しかし、それは一般的な情報だ。今そこにある装甲に使っている物はオーコックス・インダストリーで開発していたモノであり、量は少ないがすぐさま発電に使えるほどの変換効率を持ったものである。
「マシンフレームがよく絡むというのならば、これを早く完成させないと」
ソラノは画面のマシンフレームを睨み、言った。
※※オーコックス・インダストリー 中庭※※
「暑いなー…」
「日陰で、しかも風まで流れているんだからいい方じゃないか」
リョウとアモルはそんな会話をしながら日陰のベンチに座り、映像観賞用の大きめのタブレットでガオウバインを観ていた。アモルの部屋だとマルナに怒られ、最悪データを消される可能性がある。暑さが流石に限界に来たら食堂にでも行くつもりだ。ちなみに今26話がちょうど終わった所だ。切りもいいのでリョウは停止ボタンを押して、休憩も兼ねてアモルに話題を振った。
「アモルちゃんはどのキャラが好き?」
「うーん。そうだね…。
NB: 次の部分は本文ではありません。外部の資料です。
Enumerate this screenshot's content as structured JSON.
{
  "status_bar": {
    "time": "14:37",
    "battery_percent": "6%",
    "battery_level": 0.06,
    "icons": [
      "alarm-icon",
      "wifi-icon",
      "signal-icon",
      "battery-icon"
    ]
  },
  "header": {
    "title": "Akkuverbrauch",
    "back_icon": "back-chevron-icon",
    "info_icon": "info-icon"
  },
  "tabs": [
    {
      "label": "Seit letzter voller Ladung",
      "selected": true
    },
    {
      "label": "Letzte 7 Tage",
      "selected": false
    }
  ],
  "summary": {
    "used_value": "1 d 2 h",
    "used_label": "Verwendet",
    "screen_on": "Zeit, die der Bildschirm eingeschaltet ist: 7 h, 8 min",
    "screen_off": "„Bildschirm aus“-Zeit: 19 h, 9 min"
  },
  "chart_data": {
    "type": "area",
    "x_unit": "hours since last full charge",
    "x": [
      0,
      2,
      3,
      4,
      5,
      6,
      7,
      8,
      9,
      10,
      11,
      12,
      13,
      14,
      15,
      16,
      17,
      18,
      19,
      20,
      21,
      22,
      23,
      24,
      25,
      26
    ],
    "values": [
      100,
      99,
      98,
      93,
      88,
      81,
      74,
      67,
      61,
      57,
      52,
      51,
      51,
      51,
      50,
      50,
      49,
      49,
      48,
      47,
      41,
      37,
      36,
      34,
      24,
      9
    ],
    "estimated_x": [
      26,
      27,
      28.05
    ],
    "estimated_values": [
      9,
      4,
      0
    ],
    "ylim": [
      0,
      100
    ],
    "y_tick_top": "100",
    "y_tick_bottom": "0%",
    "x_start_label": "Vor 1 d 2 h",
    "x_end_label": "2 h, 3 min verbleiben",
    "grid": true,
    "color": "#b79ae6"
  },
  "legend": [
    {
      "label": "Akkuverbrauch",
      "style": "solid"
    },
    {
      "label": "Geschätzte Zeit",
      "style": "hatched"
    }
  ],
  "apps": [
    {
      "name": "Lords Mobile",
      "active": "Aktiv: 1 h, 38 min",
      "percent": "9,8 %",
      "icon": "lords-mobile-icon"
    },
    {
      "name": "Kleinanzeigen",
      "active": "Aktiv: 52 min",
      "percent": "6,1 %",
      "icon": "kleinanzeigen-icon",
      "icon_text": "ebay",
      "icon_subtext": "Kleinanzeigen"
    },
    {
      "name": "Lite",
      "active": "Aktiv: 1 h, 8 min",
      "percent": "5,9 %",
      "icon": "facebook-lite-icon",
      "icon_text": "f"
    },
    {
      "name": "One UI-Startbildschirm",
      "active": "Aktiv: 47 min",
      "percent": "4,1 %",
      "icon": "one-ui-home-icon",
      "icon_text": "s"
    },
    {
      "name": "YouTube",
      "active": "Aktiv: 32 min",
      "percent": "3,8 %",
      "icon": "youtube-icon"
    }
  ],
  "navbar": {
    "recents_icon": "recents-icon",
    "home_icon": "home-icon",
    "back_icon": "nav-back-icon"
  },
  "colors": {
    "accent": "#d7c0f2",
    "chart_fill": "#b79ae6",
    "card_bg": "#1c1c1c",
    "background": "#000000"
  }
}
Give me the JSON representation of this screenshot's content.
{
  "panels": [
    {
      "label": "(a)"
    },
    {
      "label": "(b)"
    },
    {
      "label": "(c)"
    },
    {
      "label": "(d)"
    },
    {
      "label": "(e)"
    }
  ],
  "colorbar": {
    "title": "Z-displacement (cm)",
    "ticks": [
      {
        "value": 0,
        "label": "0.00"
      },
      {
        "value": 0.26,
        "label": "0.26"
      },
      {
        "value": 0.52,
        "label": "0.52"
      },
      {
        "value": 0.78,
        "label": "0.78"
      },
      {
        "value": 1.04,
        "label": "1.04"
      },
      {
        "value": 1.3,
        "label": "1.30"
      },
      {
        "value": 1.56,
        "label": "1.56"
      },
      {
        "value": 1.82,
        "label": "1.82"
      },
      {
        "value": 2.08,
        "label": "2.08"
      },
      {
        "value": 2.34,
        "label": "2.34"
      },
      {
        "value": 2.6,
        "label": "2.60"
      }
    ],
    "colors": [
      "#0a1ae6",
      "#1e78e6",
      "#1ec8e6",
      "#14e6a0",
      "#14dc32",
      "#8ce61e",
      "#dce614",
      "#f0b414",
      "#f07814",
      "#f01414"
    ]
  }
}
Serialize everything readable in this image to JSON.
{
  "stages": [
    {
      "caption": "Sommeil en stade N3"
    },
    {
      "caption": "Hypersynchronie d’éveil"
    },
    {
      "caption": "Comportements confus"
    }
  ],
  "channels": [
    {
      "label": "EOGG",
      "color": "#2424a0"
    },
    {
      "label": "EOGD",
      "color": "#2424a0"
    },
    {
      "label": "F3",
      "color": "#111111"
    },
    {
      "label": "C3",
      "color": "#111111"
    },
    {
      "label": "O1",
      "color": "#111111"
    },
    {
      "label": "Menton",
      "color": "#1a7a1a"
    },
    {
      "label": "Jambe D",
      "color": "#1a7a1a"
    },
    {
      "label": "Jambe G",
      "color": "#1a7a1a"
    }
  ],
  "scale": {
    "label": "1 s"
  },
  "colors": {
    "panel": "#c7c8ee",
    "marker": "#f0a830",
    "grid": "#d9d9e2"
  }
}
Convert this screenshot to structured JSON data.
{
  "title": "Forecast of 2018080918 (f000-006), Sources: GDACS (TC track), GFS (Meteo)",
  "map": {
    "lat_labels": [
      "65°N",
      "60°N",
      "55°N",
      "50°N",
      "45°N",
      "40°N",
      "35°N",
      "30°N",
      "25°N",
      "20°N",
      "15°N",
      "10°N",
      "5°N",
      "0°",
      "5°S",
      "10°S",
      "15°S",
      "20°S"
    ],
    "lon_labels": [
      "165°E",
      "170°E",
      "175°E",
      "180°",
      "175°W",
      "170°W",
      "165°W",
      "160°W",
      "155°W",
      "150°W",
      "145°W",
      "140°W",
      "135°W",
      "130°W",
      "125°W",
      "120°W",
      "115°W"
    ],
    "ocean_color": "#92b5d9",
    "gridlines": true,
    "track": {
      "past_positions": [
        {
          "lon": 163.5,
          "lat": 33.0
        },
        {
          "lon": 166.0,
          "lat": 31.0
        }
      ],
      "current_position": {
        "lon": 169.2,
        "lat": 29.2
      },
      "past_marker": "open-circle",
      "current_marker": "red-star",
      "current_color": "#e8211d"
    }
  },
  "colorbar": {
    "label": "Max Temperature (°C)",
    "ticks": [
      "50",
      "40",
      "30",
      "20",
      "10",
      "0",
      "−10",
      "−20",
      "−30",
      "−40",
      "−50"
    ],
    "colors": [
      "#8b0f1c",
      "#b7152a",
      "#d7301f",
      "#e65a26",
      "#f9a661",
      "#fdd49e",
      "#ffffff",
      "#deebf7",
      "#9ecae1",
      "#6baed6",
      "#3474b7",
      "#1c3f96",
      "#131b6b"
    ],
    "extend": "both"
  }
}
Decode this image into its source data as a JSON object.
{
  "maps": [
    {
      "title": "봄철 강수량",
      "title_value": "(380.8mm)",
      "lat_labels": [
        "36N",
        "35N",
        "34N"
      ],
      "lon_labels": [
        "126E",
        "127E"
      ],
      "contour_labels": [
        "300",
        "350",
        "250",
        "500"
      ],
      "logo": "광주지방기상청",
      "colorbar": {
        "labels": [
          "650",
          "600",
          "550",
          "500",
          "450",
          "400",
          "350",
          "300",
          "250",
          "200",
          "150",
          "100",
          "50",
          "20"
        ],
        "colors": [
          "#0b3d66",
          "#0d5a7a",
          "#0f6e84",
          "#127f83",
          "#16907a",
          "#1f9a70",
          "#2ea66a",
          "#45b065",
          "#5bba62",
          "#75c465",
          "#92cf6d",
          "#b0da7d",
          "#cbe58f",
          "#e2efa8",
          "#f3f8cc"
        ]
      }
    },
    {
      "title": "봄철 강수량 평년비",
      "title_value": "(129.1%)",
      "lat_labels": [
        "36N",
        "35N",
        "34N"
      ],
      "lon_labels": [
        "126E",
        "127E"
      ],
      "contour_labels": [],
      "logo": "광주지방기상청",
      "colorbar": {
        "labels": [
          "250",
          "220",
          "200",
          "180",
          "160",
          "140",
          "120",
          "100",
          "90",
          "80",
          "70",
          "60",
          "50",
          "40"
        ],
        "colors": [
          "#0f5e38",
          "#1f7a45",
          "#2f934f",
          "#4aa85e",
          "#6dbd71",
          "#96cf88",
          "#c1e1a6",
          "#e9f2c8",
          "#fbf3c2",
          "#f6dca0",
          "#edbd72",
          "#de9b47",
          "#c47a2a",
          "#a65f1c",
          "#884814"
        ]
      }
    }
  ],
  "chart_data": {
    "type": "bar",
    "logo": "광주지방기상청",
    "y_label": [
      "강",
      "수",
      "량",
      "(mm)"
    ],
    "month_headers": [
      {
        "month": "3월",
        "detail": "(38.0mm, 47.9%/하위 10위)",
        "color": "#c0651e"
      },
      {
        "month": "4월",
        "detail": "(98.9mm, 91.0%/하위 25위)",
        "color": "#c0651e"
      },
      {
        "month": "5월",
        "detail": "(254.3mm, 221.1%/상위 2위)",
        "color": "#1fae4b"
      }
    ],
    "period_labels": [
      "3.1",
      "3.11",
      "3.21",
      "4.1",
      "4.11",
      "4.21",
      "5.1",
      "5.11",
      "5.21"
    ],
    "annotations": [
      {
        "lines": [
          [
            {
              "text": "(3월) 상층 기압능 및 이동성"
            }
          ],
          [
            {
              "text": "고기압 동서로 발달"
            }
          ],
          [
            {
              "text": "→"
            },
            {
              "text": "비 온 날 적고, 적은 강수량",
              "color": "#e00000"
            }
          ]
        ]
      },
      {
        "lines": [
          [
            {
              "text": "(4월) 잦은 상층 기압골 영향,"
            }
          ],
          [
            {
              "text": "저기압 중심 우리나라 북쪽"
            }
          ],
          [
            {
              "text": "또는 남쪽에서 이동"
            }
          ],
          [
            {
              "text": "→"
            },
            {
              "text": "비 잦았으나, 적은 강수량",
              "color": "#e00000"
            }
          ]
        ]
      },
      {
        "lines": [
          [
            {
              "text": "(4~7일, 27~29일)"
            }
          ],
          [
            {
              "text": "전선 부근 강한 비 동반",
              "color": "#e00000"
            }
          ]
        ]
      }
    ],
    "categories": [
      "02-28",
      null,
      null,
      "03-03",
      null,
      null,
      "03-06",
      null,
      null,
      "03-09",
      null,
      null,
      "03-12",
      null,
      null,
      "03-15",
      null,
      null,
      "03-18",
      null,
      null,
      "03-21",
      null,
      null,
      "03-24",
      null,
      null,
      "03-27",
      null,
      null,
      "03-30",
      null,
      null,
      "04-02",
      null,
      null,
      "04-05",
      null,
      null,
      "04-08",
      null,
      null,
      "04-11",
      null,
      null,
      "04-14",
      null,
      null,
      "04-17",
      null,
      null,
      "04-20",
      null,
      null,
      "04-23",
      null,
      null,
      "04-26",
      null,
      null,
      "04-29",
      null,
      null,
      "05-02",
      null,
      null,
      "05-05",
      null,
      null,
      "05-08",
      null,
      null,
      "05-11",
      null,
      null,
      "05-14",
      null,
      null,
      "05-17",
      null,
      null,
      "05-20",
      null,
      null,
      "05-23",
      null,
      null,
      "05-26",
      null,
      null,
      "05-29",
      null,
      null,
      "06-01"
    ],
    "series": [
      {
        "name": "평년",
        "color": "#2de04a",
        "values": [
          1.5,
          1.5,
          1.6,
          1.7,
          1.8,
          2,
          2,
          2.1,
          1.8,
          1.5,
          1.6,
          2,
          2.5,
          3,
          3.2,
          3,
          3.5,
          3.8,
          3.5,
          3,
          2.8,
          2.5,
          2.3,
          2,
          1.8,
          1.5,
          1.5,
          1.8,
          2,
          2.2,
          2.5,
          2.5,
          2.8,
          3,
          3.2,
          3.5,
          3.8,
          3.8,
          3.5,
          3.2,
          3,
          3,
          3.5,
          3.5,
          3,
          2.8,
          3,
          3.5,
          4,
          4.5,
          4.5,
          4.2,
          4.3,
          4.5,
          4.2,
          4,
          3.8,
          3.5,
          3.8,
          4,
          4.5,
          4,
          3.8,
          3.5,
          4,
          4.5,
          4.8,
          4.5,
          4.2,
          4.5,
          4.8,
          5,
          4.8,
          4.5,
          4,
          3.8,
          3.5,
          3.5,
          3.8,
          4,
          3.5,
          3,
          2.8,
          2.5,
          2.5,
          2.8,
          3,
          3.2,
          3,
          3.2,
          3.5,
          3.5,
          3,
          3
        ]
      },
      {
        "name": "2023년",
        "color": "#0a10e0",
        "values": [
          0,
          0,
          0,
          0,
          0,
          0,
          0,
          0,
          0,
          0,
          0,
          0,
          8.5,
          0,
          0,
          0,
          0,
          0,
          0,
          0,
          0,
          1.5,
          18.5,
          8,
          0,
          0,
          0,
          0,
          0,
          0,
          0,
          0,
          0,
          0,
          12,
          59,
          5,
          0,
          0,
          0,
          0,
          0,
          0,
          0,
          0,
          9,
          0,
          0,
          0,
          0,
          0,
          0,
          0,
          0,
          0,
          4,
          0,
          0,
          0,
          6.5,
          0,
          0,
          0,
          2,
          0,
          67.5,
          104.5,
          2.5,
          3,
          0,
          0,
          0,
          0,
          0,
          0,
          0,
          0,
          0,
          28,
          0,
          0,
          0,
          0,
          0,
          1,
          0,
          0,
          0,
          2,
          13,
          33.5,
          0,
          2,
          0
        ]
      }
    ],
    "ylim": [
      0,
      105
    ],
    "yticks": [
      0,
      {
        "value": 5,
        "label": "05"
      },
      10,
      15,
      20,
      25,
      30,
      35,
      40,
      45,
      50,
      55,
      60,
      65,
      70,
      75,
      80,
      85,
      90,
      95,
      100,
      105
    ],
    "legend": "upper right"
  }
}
アモルは、テファかな」
「お、テファかぁ…。かわいいもんね」
テファは清楚な感じで、主人公のレイザードと恋をする、このガオウバインのヒロインである。しかし、中盤に敵の卑劣な罠で殺されてしまう。その死に方というか、最期がかなり衝撃的だったせいで、深夜枠に放送が移されたとも噂されている。
リョウは少々複雑な気持ちになってしまった。好きなキャラが死ぬというのは結構きつい事があるから。
「かわいさもあるけど、性格とか、あと乗っている機体も好きだね」
テファの機体は、銃などの遠距離からの攻撃を得意としていて、何よりの特徴は、背中にある白い大きな翼だ。
「あの翼が綺麗で好きなんだよ。ロボットっぽくないし、天使みたい!」
天羽は大きく手を広げて言った。
「そっか。俺も好きだなぁ」
「アモルもあんな感じで、護ったり、援護したりで、助けたいな」
「お母さんを?」
「うん」
「お母さんが好きだな」
「そうだよ!リョウお兄ちゃんはママのこと嫌い?」
また答えにくい質問をしてくる。リョウはしばし顎に手を置いて考えた。
「…そうだなぁ……俺は、嫌いじゃないけど。苦手なのかな…?」
「そうか…。まぁ人には得手不得手というものがあるよね」
「まぁ…ね」
自分より小さな子供にこんなセリフを言われると、年上として振舞う自信が無くなる。
アモルはうんうんと頷いてアニメの方へ眼を戻す。
「さあ!続きを観よう!早く次の話が観たいんだよ!」
さっきの26話の最後でレイザードが知らない兄を名乗る人物が現れ、そのままエンディングになる気になる終わり方だったのだ。
たしかに何故マルナがアニメなど観せるなと言うのかわかった気がした。この設定、アモルとアモルの知らない姉、シュルムの関係に当てはまる。
「次が気になる?アモルちゃん」
「うん!だって、今まで見ず知らずだったお兄さんが出て来たんだよ!?しかも、機体がかっこいいし!」
レイザードの兄、ガンレインは格闘家としても強く、しかも、ガオウバインの元となった機体ガロウバインに乗る、外見はガオウバインの銀色一色バージョンの様なもので、なかなか人気のある機体だ。アモルがかっこいいと言ってもおかしくはない。
「アモルちゃん」
「なんだい?リョウお兄ちゃん」
リョウは聞いてみたくなった。自分に本当は姉がいて、それが自分と同じアプリエイター。しかも、イヴ製薬に掴まって、今まで酷い事をされてきたことを知ったらなんというか?その姉が脱走していると聞いたら何と思うか?
リョウは唾をゴクリと飲んで口を開いた。
「もしさ、自分に知らない兄弟なんかがいたらどうする…?」
「……」
アモルはリョウの顔を見て止まる。
「……」
しばらく見つめ合う。アモルが思考を巡らせて、リョウの考えていることを考察してしまったかもしれない…。そんな風に思った。
「うーん。そうだね。逢いたいな。もしそんな人がいるんなら、お話しして、ママと一緒にいたい」
アモルはそう言って、にっこりと笑った。そして、続ける。
「だから、アモルはリョウお兄ちゃんにもママと仲良くしてもらいたいな!」
「…あはは。そっか」
リョウは笑うしか出来なかったが、何だか嬉しくなった。それと同時に、複雑な気持ちになったのだった。
「さて、次を観ようじゃないか!」
アモルは意気揚々と再生ボタンを押した。